Alphabet Faces Scrutiny Over AI Spending as Google Cloud Growth Slows

Concerns Grow Over Ad Market Outlook Amid Election Spending and Economic Uncertainty

Alphabet is expected to face investor scrutiny over its significant investment in artificial intelligence (AI) when it reports its earnings on Tuesday. The Google parent company is likely to report slower revenue growth for the holiday quarter, with decelerating growth in its advertising and cloud businesses.

Alphabet’s capital expenditure for 2024 is estimated at $50 billion, with more spending planned for 2025 to support its cloud expansion and AI-driven search features. The company is striving to defend its market share and attract more ad revenue amid competition from low-cost AI models launched by Chinese startup DeepSeek, which have the potential to trigger a price war in the industry.
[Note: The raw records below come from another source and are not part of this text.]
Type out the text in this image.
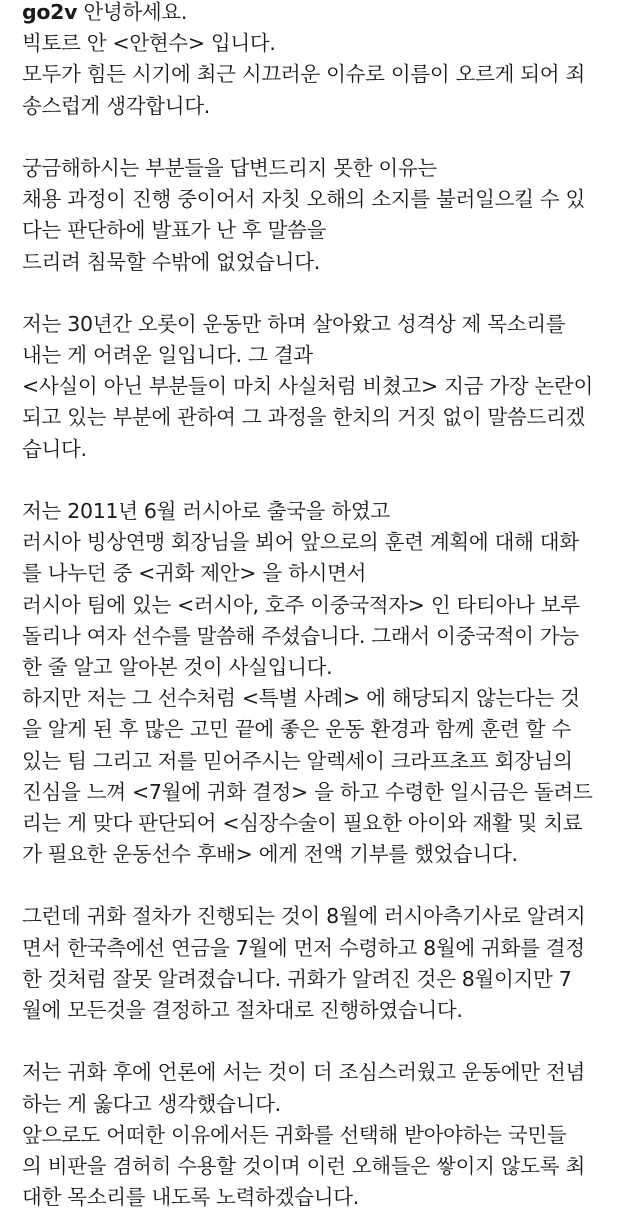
go2v 안녕하세요.
빅토르 안 <안현수> 입니다.
모두가 힘든 시기에 최근 시끄러운 이슈로 이름이 오르게 되어 죄
송스럽게 생각합니다.
궁금해하시는 부분들을 답변드리지 못한 이유는
채용 과정이 진행 중이어서 자칫 오해의 소지를 불러일으킬 수 있
다는 판단하에 발표가 난 후 말씀을
드리려 침묵할 수밖에 없었습니다.
저는 30년간 오롯이 운동만 하며 살아왔고 성격상 제 목소리를
내는 게 어려운 일입니다. 그 결과
<사실이 아닌 부분들이 마치 사실처럼 비쳤고> 지금 가장 논란이
되고 있는 부분에 관하여 그 과정을 한치의 거짓 없이 말씀드리겠
습니다.
저는 2011년 6월 러시아로 출국을 하였고
러시아 빙상연맹 회장님을 뵈어 앞으로의 훈련 계획에 대해 대화
를 나누던 중 <귀화 제안> 을 하시면서
러시아 팀에 있는 <러시아, 호주 이중국적자> 인 타티아나 보루
돌리나 여자 선수를 말씀해 주셨습니다. 그래서 이중국적이 가능
한 줄 알고 알아본 것이 사실입니다.
하지만 저는 그 선수처럼 <특별 사례> 에 해당되지 않는다는 것
을 알게 된 후 많은 고민 끝에 좋은 운동 환경과 함께 훈련 할 수
있는 팀 그리고 저를 믿어주시는 알렉세이 크라프초프 회장님의
진심을 느껴 <7월에 귀화 결정> 을 하고 수령한 일시금은 돌려드
리는 게 맞다 판단되어 <심장수술이 필요한 아이와 재활 및 치료
가 필요한 운동선수 후배> 에게 전액 기부를 했었습니다.
그런데 귀화 절차가 진행되는 것이 8월에 러시아측기사로 알려지
면서 한국측에선 연금을 7월에 먼저 수령하고 8월에 귀화를 결정
한 것처럼 잘못 알려졌습니다. 귀화가 알려진 것은 8월이지만 7
월에 모든것을 결정하고 절차대로 진행하였습니다.
저는 귀화 후에 언론에 서는 것이 더 조심스러웠고 운동에만 전념
하는 게 옳다고 생각했습니다.
앞으로도 어떠한 이유에서든 귀화를 선택해 받아야하는 국민들
의 비판을 겸허히 수용할 것이며 이런 오해들은 쌓이지 않도록 최
대한 목소리를 내도록 노력하겠습니다.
Despite challenges, Alphabet continues to invest heavily in AI, a strategy also embraced by Microsoft and Meta Platforms. Executives from these companies have defended their AI spending plans as essential for staying competitive in the rapidly evolving tech landscape.
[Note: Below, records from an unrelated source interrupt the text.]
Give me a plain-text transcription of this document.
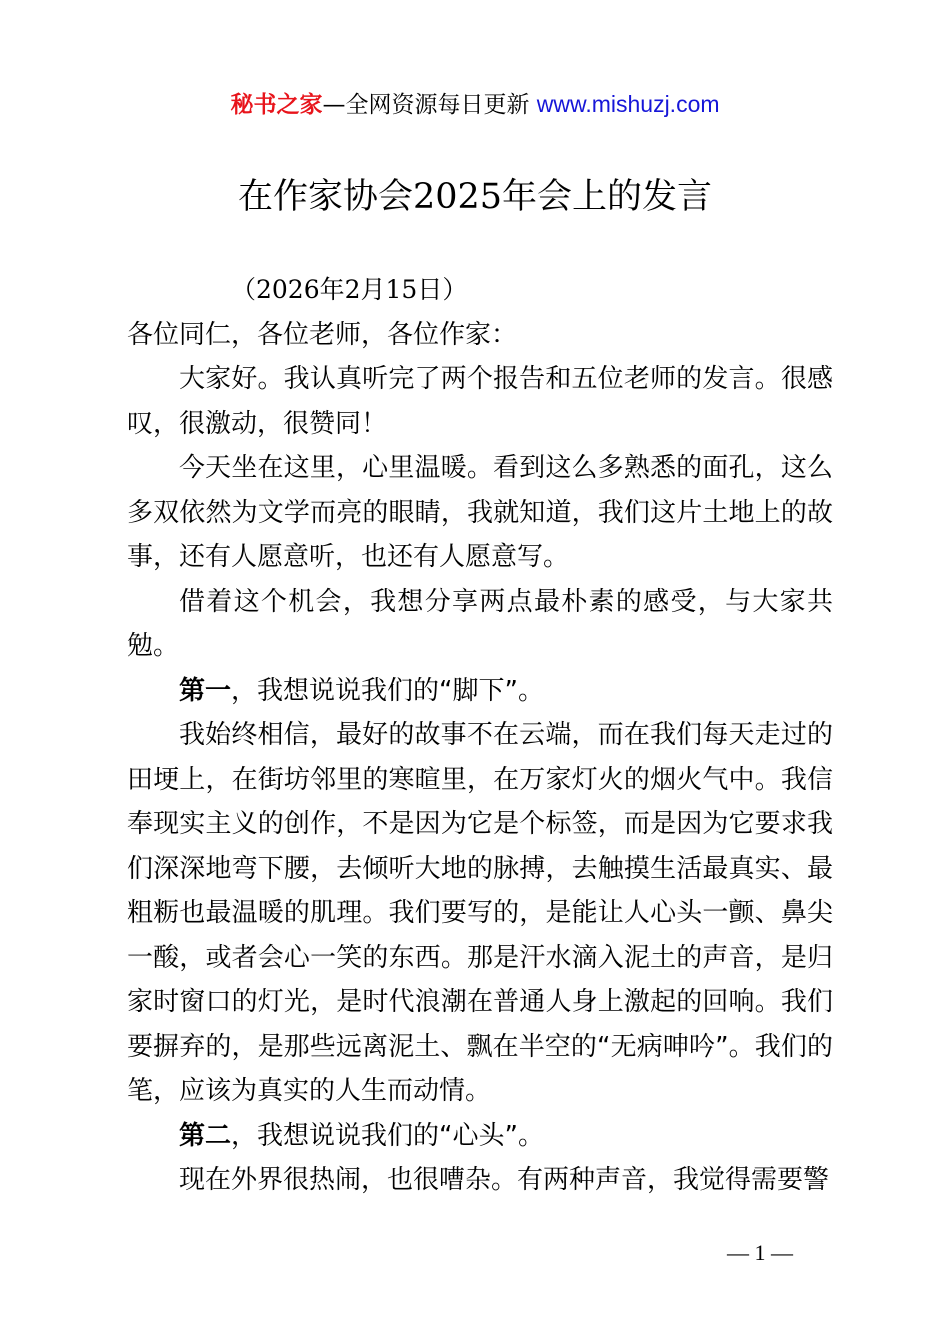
秘书之家—全网资源每日更新 www.mishuzj.com
在作家协会2025年会上的发言

（2026年2月15日）

各位同仁，各位老师，各位作家：

大家好。我认真听完了两个报告和五位老师的发言。很感叹，很激动，很赞同！

今天坐在这里，心里温暖。看到这么多熟悉的面孔，这么多双依然为文学而亮的眼睛，我就知道，我们这片土地上的故事，还有人愿意听，也还有人愿意写。

借着这个机会，我想分享两点最朴素的感受，与大家共勉。

第一，我想说说我们的“脚下”。

我始终相信，最好的故事不在云端，而在我们每天走过的田埂上，在街坊邻里的寒暄里，在万家灯火的烟火气中。我信奉现实主义的创作，不是因为它是个标签，而是因为它要求我们深深地弯下腰，去倾听大地的脉搏，去触摸生活最真实、最粗粝也最温暖的肌理。我们要写的，是能让人心头一颤、鼻尖一酸，或者会心一笑的东西。那是汗水滴入泥土的声音，是归家时窗口的灯光，是时代浪潮在普通人身上激起的回响。我们要摒弃的，是那些远离泥土、飘在半空的“无病呻吟”。我们的笔，应该为真实的人生而动情。

第二，我想说说我们的“心头”。

现在外界很热闹，也很嘈杂。有两种声音，我觉得需要警

— 1 —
However, Alphabet’s cloud business growth is expected to slow in the fourth quarter. Revenue from Google Cloud is anticipated to rise by 32%, down from the 35% growth seen in the third quarter. Analysts have raised concerns over whether the AI-driven cloud growth seen in recent months will sustain, particularly as Microsoft’s Azure cloud computing growth also slowed, due in part to the prioritization of AI services over core cloud offerings.

Alphabet’s overall revenue is forecasted to grow 11.9% to $96.6 billion, slower than previous quarters, reflecting the broader challenges facing its search and cloud units. The company is also under pressure to maintain its dominant position in the search advertising market, particularly with growing competition from e-commerce giant Amazon and social media platform TikTok.
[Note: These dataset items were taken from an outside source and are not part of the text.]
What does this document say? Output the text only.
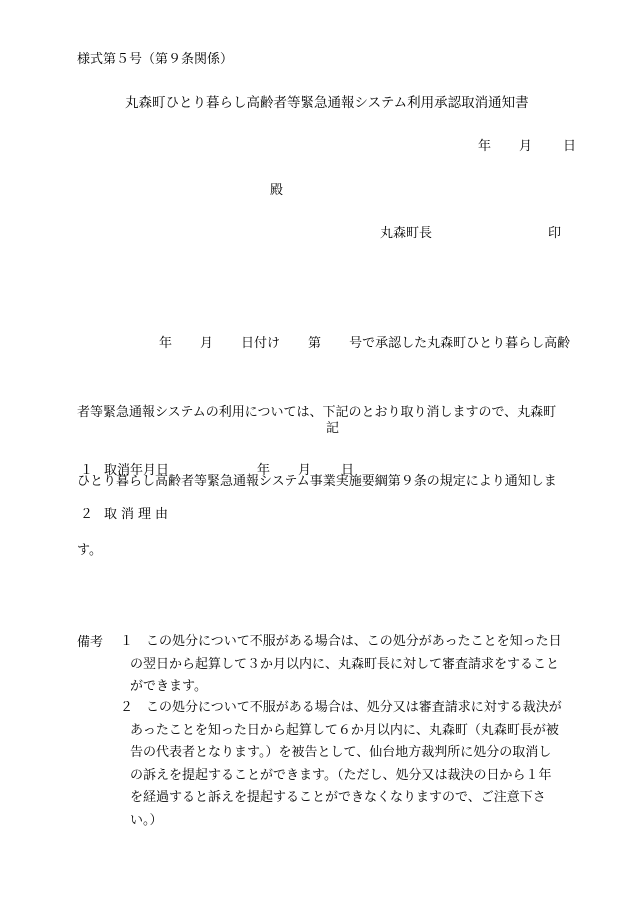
様式第５号（第９条関係）
丸森町ひとり暮らし高齢者等緊急通報システム利用承認取消通知書
年 月 日
殿
丸森町長	印

年 月 日付け 第 号で承認した丸森町ひとり暮らし高齢

者等緊急通報システムの利用については、下記のとおり取り消しますので、丸森町

ひとり暮らし高齢者等緊急通報システム事業実施要綱第９条の規定により通知しま

す。

記
１ 取消年月日	年 月 日
２ 取消理由
備考 １ この処分について不服がある場合は、この処分があったことを知った日
の翌日から起算して３か月以内に、丸森町長に対して審査請求をすること
ができます。
２ この処分について不服がある場合は、処分又は審査請求に対する裁決が
あったことを知った日から起算して６か月以内に、丸森町（丸森町長が被
告の代表者となります。）を被告として、仙台地方裁判所に処分の取消し
の訴えを提起することができます。（ただし、処分又は裁決の日から１年
を経過すると訴えを提起することができなくなりますので、ご注意下さ
い。）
While the company is expected to benefit from increased political ad spending in the lead-up to the U.S. Presidential elections, concerns remain about the overall outlook for the ad market, as economic uncertainty and the threat of global tariffs persist.

Read more: Google signs deal to buy carbon removal credits from India

Investors will be closely watching Alphabet’s earnings report to assess whether the company can balance its substantial AI investments with the decelerating growth in its core cloud and advertising businesses.